1. Bill of particulars. In December, 1956, the executor moved that the claim be made more definite and certain and that a bill of particulars be presented. The motion was denied and the claim set for hearing on February 14, 1957. The claim contains 16 typewritten pages in which the items of service and time spent in rendering each item are set forth in chronological order. The executor asserted that the services rendered to the partnership should be separately designated and that the various items should be grouped according to the particular matter of business being worked upon. At the hearing on the motion claimants suggested that the executor adversely examine Mr. Bosser before trial, but the executor did not do so. We think the trial court did not abuse its discretion in denying the motion. We are also of the opinion that had the executor proceeded by adverse examination before trial, as suggested, the points at issue could have been tried out in considerably less time and with more clarity.

2. Sufficiency of evidence. Mr. Bosser testified that claimants had a system of recording services under which entries are made daily on ledger sheets kept separately for each client, stating the type of service rendered and the time spent. Mr. Bosser produced the sheets kept under Mr. Bloomer’s name, testified generally that he had rendered the services set forth and that he had dictated the entries. They were received in evidence. They were admissible and were prima jade evidence of the furnishing of the services. Sec. 327.24, Stats. Mr. Keller’s testimony was a sufficient basis for computing the reasonable value by multiplying the number of hours spent by $10.

Accordingly it is unnecessary to decide whether the bar association schedules, admitted without objection, would support the finding. They would not require a different finding. Neither is it necessary to decide whether the judge’s own knowledge as a lawyer is a basis for determining the value of a lawyer’s services as stated in Will of Gudde (1951), 260 Wis. 79, 86, 49 N. W. (2d) 906. See also Larscheid v. Kittell (1910), 142 Wis. 172, 177, 125 N. W. 442, and Rubekeil v. Bowman (1920), 171 Wis. 128, 176 N. W. 854.

3. Work done on the affairs of Mrs. Bloomer. Some of the services were rendered in preparing Mrs. Bloomer’s will and in connection with her income taxes. Under the circumstances, it is not presumed that Mr. Bloomer acted only as her agent in requesting that these services be rendered. Thus his request gave rise to his liability to pay. Benton v. Stadler (1931), 203 Wis. 536, 234 N. W. 739.

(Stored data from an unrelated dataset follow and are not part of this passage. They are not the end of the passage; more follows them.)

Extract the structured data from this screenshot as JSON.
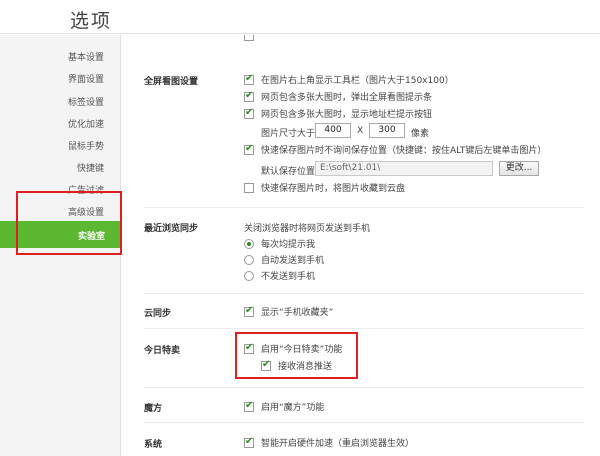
{
  "window": {
    "title": "选项"
  },
  "sidebar": {
    "items": [
      {
        "label": "基本设置"
      },
      {
        "label": "界面设置"
      },
      {
        "label": "标签设置"
      },
      {
        "label": "优化加速"
      },
      {
        "label": "鼠标手势"
      },
      {
        "label": "快捷键"
      },
      {
        "label": "广告过滤"
      },
      {
        "label": "高级设置"
      },
      {
        "label": "实验室"
      }
    ],
    "active_index": 8
  },
  "fullscreen": {
    "title": "全屏看图设置",
    "show_toolbar": {
      "label": "在图片右上角显示工具栏（图片大于150x100）",
      "checked": true
    },
    "popup_bar": {
      "label": "网页包含多张大图时，弹出全屏看图提示条",
      "checked": true
    },
    "addr_button": {
      "label": "网页包含多张大图时，显示地址栏提示按钮",
      "checked": true
    },
    "size": {
      "prefix": "图片尺寸大于",
      "width": "400",
      "sep": "X",
      "height": "300",
      "unit": "像素"
    },
    "quick_save": {
      "label": "快速保存图片时不询问保存位置（快捷键：按住ALT键后左键单击图片）",
      "checked": true
    },
    "save_location": {
      "label": "默认保存位置：",
      "path": "E:\\soft\\21.01\\",
      "change_button": "更改..."
    },
    "save_cloud": {
      "label": "快速保存图片时，将图片收藏到云盘",
      "checked": false
    }
  },
  "sync": {
    "title": "最近浏览同步",
    "desc": "关闭浏览器时将网页发送到手机",
    "options": [
      {
        "label": "每次均提示我",
        "selected": true
      },
      {
        "label": "自动发送到手机",
        "selected": false
      },
      {
        "label": "不发送到手机",
        "selected": false
      }
    ]
  },
  "cloud_sync": {
    "title": "云同步",
    "show_favorites": {
      "label": "显示“手机收藏夹”",
      "checked": true
    }
  },
  "daily_deals": {
    "title": "今日特卖",
    "enable": {
      "label": "启用“今日特卖”功能",
      "checked": true
    },
    "push": {
      "label": "接收消息推送",
      "checked": true
    }
  },
  "mofang": {
    "title": "魔方",
    "enable": {
      "label": "启用“魔方”功能",
      "checked": true
    }
  },
  "system": {
    "title": "系统",
    "hw_accel": {
      "label": "智能开启硬件加速（重启浏览器生效）",
      "checked": true
    }
  },
  "colors": {
    "accent": "#5cb830",
    "highlight": "#e02020",
    "check": "#2e8b22"
  }
}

4. Work done on loans. Some of the services were rendered in examining abstracts on property of people borrowing money from Mr. Bloomer and in preparing the mortgages and other papers for execution by the borrowers. The executor argues that the borrowers should have paid for these services. While borrowers often agree with a lender that they will pay the fees of the lender’s attorney, the services of the lender’s attorney are nevertheless for his protection. There is no evidence in this case either of an agreement by the borrower to pay the fee or of an agreement by the attorney to look only to the borrower for payment.

5. Statute of limitations. As amended, the claim covers six years preceding Mr. Bloomer’s death. The executor argues that items more than two years before his death are barred. Sec. 330.21 (5), Stats., bars after two years, “Any action to recover unpaid salary, wages, or other compensation for personal services, except fees for professional services.” The executor asserts that the exception of fees for professional services is unconstitutional and that action for such fees is barred after two years. In Estate of Zeimet (1951), 259 Wis. 619, 49 N. W. (2d) 924, it was held that the exception would be severable if invalid and would not render the two-year limitation invalid. Thus the question of validity of the exemption was reserved.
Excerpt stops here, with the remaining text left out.